During a 10-minute long opening statement, Nadler, who has a law degree from Fordham, laid out a case for what he believes constitutes an impeachable offense, framing the issue in a way that now seems prescient.

Impeachment, he said, was reserved for "a president who would abuse the powers of the presidency to arrogate power to himself or to subvert the system of government."

"It is in fact a peaceful procedure for protecting the nation from despots, by providing a constitutional means for removing a president who misuses presidential power to make himself a tyrant or otherwise to undermine our constitutional form of government," Nadler said. "To impeach a president, it must be that serious."

That legal opinion seems consistent with his views today. But his views on the political nature of impeachment were very different from his current position, leading a committee that seems irrevocably divided along partisan lines.

Both parties must support impeachment, he said in 1998, or else it would divide the country too much.

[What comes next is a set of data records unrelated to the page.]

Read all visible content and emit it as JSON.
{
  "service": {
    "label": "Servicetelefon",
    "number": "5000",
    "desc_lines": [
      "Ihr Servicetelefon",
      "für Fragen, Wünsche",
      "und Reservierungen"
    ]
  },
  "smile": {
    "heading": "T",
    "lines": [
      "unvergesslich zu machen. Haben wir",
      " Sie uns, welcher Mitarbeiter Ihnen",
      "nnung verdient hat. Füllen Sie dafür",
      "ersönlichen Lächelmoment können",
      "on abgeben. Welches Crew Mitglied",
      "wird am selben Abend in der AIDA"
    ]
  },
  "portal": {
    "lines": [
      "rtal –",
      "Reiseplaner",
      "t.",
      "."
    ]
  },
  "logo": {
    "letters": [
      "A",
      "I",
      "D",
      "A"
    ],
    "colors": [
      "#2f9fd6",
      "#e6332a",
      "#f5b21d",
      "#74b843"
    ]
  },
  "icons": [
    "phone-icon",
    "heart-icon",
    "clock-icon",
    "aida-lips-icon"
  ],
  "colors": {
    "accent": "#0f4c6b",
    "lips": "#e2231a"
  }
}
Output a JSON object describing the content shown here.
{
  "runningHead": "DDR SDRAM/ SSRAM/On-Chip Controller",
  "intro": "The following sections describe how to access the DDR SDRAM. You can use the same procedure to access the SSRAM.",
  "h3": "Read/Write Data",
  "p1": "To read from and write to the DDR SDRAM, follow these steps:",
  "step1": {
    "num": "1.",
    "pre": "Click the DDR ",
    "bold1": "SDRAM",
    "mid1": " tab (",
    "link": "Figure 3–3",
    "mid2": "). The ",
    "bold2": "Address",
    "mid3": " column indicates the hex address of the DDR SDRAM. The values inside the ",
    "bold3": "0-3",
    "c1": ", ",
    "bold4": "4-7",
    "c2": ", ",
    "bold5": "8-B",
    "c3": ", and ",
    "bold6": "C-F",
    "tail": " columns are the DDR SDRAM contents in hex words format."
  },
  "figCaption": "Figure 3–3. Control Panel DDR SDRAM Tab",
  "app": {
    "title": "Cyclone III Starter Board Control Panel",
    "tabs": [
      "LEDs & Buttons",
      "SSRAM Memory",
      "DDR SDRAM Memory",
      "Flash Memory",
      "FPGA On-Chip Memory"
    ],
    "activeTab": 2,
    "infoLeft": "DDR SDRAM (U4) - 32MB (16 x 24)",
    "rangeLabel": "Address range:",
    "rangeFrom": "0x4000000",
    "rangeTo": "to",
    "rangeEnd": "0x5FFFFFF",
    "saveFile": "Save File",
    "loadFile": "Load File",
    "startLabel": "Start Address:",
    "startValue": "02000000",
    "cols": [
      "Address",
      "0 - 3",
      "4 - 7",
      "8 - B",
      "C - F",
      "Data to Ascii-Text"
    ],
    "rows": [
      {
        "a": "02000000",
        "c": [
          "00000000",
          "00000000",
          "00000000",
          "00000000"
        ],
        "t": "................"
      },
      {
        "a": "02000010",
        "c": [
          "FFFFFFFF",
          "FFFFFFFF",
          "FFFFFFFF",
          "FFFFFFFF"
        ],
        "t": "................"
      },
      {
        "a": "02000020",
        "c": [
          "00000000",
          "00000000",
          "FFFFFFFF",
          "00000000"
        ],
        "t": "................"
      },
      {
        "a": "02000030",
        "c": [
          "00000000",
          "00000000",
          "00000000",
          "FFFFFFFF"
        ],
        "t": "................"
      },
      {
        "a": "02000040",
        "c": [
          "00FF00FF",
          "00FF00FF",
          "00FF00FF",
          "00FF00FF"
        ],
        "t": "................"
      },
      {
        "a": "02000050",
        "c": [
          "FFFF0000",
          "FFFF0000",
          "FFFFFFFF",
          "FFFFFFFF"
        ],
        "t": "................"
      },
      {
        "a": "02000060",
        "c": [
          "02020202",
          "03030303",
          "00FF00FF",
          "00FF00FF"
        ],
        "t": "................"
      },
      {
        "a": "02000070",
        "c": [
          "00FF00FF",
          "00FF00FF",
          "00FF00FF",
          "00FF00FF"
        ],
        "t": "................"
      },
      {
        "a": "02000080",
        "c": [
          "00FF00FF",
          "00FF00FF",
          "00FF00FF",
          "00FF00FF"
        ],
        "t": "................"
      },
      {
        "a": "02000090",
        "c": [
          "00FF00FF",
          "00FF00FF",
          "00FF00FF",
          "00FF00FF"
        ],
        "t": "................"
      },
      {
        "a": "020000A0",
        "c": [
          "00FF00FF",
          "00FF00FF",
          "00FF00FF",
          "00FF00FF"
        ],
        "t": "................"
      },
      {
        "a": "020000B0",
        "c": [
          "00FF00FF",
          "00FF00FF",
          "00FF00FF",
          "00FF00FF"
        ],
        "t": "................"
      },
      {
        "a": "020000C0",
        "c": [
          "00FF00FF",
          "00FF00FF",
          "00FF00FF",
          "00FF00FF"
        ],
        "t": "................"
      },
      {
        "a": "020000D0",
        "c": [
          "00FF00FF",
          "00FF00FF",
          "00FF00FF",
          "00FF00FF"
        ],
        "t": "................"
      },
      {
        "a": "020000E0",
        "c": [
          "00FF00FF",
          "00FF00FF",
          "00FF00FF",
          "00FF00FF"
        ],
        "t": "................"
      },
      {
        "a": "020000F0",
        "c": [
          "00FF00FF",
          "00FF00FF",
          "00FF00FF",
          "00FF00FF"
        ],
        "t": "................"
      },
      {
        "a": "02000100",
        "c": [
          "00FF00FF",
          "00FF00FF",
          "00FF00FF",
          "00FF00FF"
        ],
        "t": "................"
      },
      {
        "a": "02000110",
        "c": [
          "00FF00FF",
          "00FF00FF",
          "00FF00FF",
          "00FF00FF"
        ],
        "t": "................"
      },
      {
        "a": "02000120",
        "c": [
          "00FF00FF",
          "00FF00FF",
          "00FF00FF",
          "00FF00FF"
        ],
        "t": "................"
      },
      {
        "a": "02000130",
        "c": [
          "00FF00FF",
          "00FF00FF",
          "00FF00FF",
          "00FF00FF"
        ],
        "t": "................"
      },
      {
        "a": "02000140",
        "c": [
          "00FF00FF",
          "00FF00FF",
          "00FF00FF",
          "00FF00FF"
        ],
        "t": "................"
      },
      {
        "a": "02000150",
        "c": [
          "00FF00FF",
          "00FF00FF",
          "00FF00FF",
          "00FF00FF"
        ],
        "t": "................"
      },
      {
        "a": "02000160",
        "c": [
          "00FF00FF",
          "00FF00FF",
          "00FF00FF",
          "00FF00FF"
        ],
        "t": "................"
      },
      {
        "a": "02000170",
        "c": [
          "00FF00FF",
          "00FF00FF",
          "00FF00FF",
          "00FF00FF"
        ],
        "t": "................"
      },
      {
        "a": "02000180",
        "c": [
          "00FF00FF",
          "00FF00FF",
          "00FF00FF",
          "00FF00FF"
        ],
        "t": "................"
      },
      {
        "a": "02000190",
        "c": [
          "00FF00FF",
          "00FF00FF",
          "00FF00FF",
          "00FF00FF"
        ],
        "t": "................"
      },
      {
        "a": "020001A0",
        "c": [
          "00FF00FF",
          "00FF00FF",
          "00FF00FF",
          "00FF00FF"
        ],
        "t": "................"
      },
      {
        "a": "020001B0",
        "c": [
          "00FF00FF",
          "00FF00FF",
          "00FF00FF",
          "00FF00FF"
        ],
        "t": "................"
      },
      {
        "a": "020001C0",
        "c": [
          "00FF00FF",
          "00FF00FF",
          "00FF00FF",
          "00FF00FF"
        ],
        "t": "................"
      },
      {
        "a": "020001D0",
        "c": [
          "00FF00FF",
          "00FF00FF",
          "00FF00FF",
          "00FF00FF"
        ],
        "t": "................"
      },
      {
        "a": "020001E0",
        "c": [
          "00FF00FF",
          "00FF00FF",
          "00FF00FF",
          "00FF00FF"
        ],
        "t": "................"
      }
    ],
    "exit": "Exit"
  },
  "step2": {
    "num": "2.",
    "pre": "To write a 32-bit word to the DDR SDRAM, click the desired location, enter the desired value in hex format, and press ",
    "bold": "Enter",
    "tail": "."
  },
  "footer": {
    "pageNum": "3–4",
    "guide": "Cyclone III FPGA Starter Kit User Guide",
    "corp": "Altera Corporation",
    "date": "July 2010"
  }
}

"There must never be a narrowly voted impeachment or an impeachment substantially supported by one of our major political parties and largely opposed by the other," he said then.

"Such an impeachment would lack legitimacy, would produce divisiveness and bitterness in our politics for years to come and will call into question the very legitimacy of our political institutions," he added.

Nadler's office did not respond to a request for comment.